The village women did not abandon Fatu. When she returned from the town she was much weakened and her breasts ached horribly. They fomented her breasts and declared to all and sundry that she had been possessed by a Djinn and was a Holy Woman. They built a seat of bricks and cement for her to sit on by the village well under an old banyan tree. Now Fatu sits there all day, leaning against soft pillows, surrounded by children and visiting men and women, who come to her for solace and blessings. They bring her food and leave coins and rupee notes for her in a tin cup embedded in the ground. Fatu plays with the coins sometimes, but sometimes she gets tired of sitting and tries to walk away. The women gently bring her back again. When she has to go to the fields, one woman leads her there, washes her, and brings her back to her seat. By sunset Aai returns and takes her home along with the nazrana—the offering—jingling in the cup.

“So the village women are pretending that she is possessed by the Djinn?” I asked.

“No,” said Shahbano. “They really believe she is God’s woman, an Allah-wali. For them she is not beyond, but above, Reason and therefore pure and sinless.”

I was confused. While the brave new world had so little to offer Fatimah, the old superstitious one could still make room for her!

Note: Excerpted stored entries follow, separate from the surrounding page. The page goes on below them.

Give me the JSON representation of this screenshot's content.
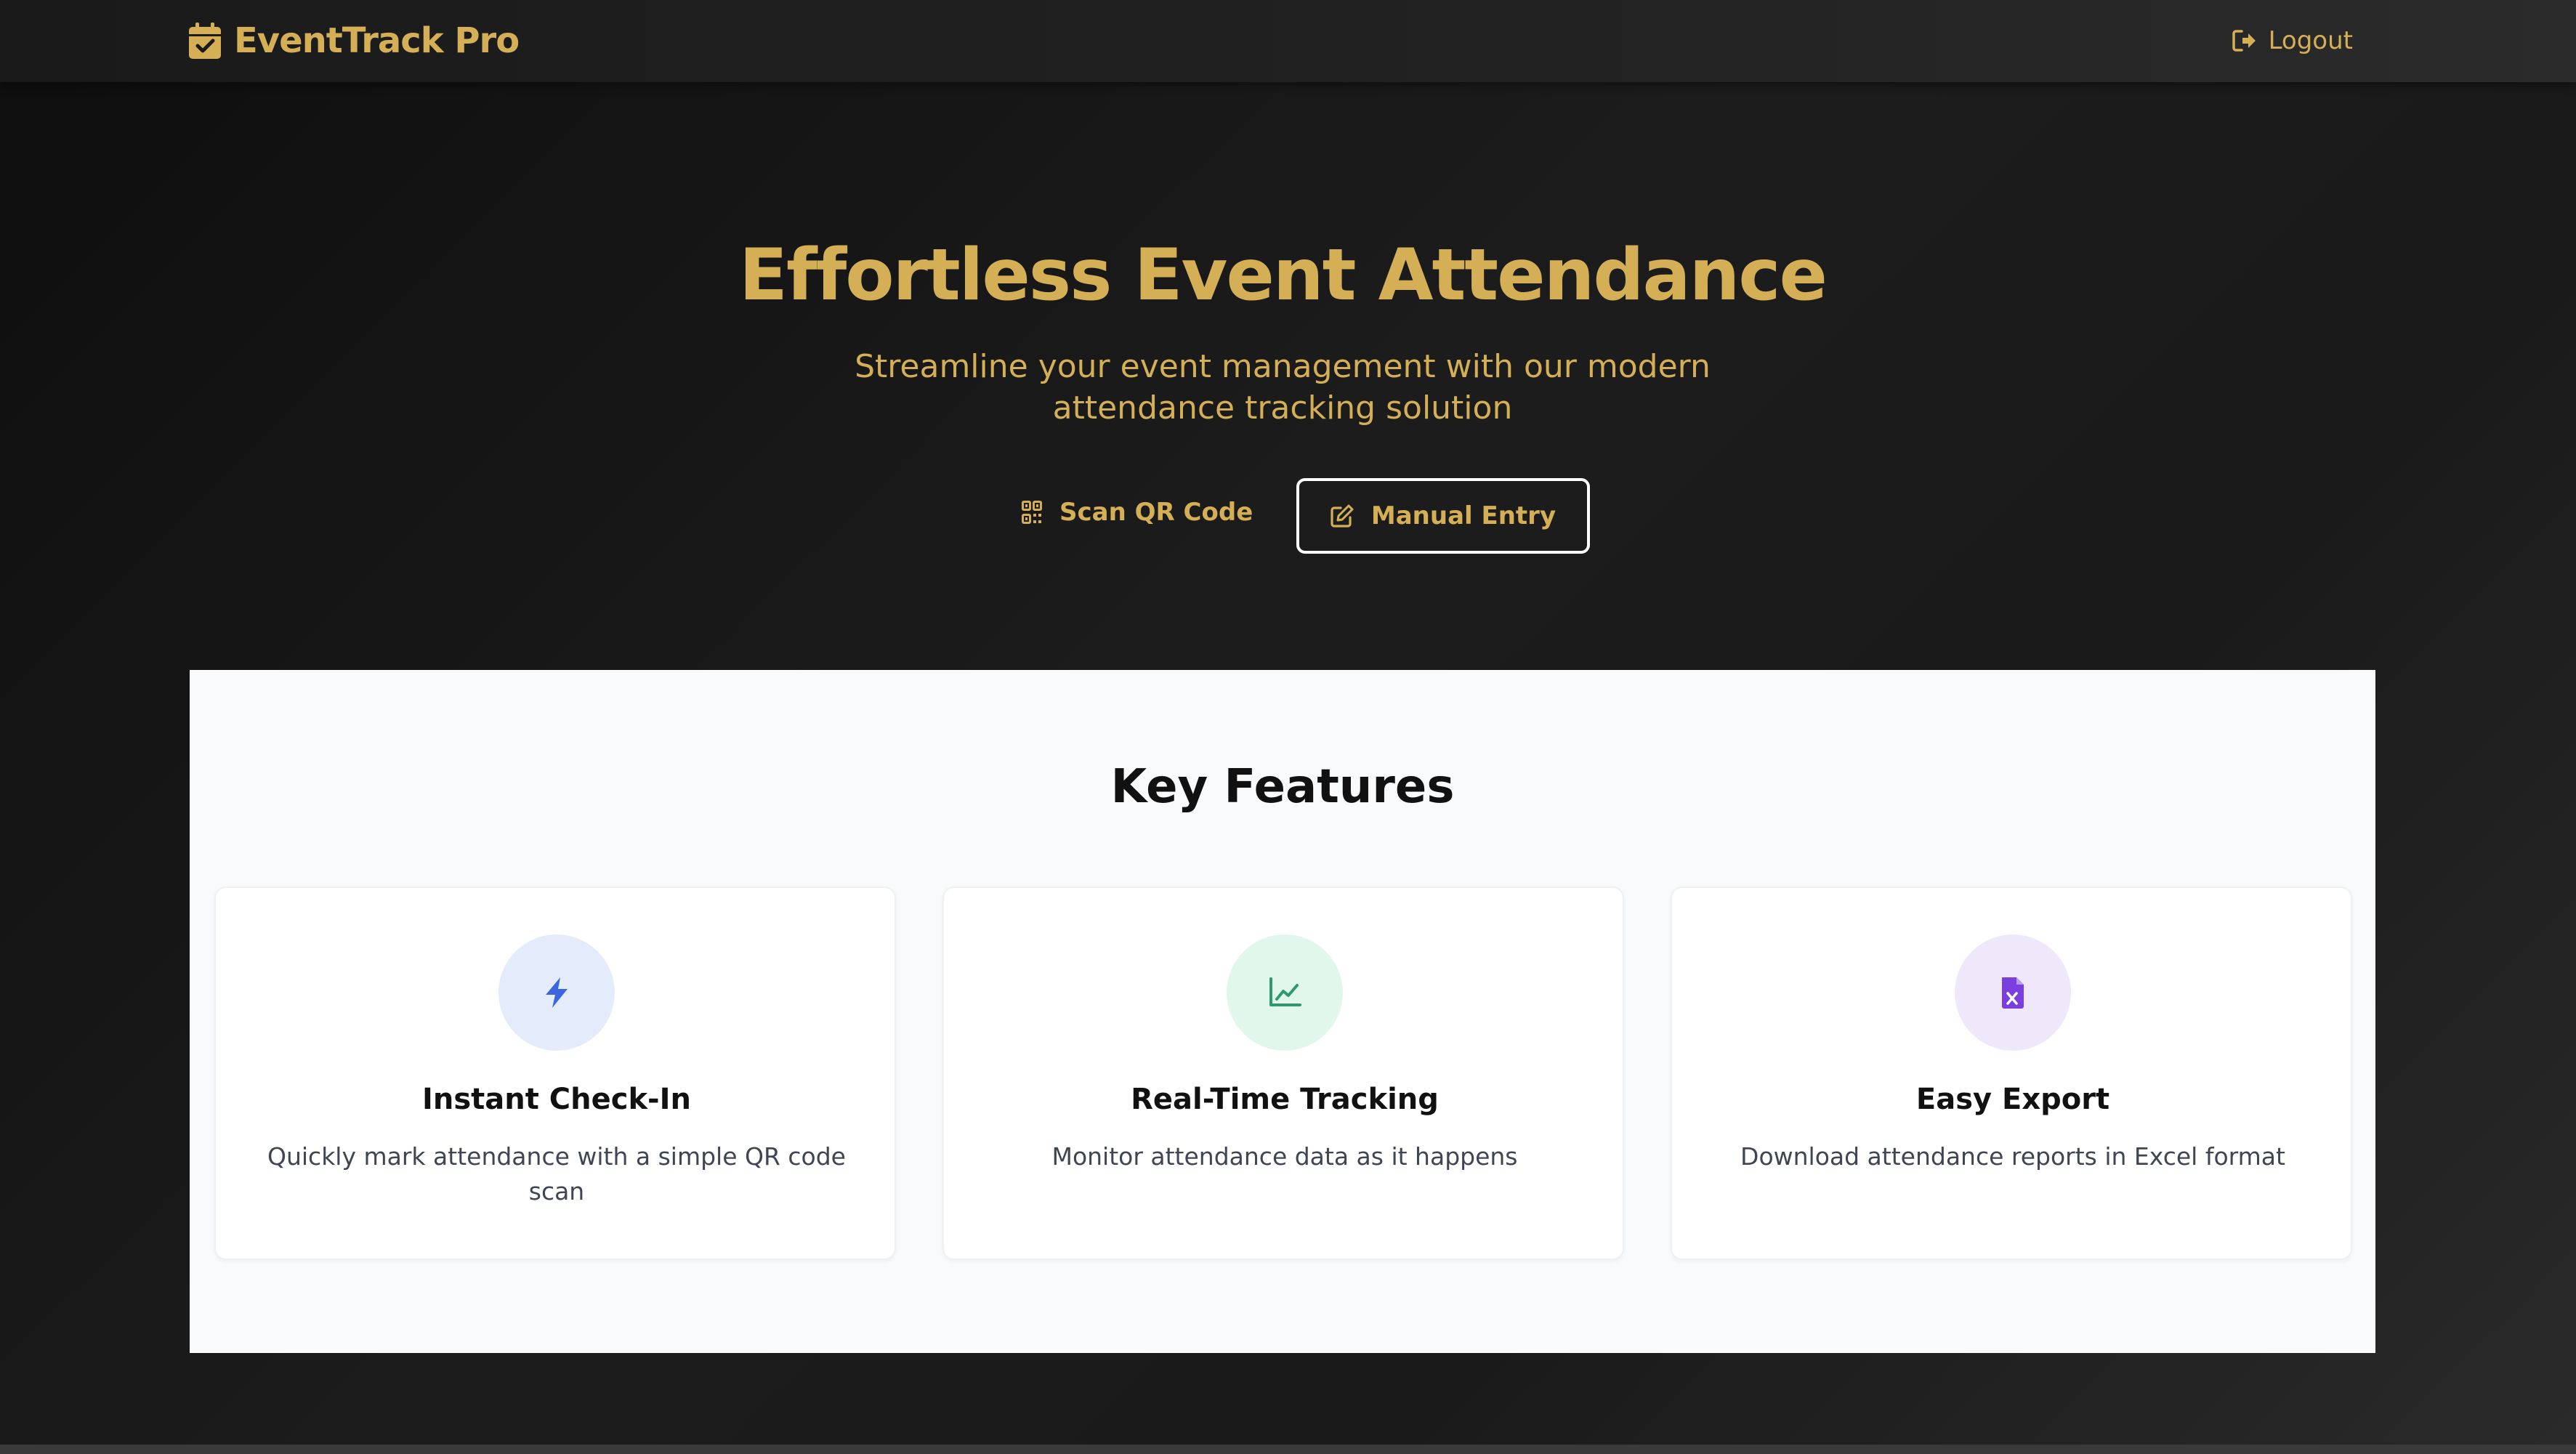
{
  "navbar": {
    "brand": "EventTrack Pro",
    "brand_icon": "calendar-check-icon",
    "logout_label": "Logout",
    "logout_icon": "sign-out-icon"
  },
  "hero": {
    "title": "Effortless Event Attendance",
    "subtitle": "Streamline your event management with our modern attendance tracking solution",
    "scan_button": {
      "label": "Scan QR Code",
      "icon": "qrcode-icon"
    },
    "manual_button": {
      "label": "Manual Entry",
      "icon": "edit-icon"
    }
  },
  "features": {
    "title": "Key Features",
    "items": [
      {
        "title": "Instant Check-In",
        "description": "Quickly mark attendance with a simple QR code scan",
        "icon": "bolt-icon",
        "icon_color": "#3b66e0",
        "icon_bg": "#e4ecfb"
      },
      {
        "title": "Real-Time Tracking",
        "description": "Monitor attendance data as it happens",
        "icon": "chart-line-icon",
        "icon_color": "#2f9a6e",
        "icon_bg": "#e2f7ec"
      },
      {
        "title": "Easy Export",
        "description": "Download attendance reports in Excel format",
        "icon": "file-excel-icon",
        "icon_color": "#7b3fe0",
        "icon_bg": "#efe8fb"
      }
    ]
  },
  "colors": {
    "accent_gold": "#d4af55",
    "dark_bg": "#141414",
    "section_bg": "#f8fafc"
  }
}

Shahbano reflected sadly. “At least for the time being. . . . What will happen to her eventually no one can really foretell. She is restless and fidgets all the time. Sometimes she bays like an angry wolf. In her condition, perhaps the best hope is an early menopause. Aging would be bliss for her. Then she can walk around in the reeds as freely as she used to before all this happened.”

“Aging is bliss for every woman in our part of the world,” I muttered. “Perhaps then people will stop talking about her ‘morals.’”

Shahbano smiled.

“Till then,” I added, “a kind of solution has been invented by these daughters of Aai.”

I meet them sometimes when I visit my sister. Early in the morning you can see them in their colorful dresses, streaming out of their shanty huts like so many fluttering butterflies, crossing over the bridge on the canal, jumping over small shrubs, picking flowers to sell in the market, reaping grass, hoeing the fields, separating the chaff from the corn, singing at their work, tying innumerable bundles, large or small.

This story would have become great in the hands of Leo Tolstoy. He was a great writer. What difference does it make that before turning to religion for redemption and taking up the toilsome life of a cobbler to replicate Jesus Christ, he had sexually exploited a serf woman in his house, made her pregnant, and abandoned her, completely destroying her life? On this subject he has written a heartrending novel, which is now a world classic.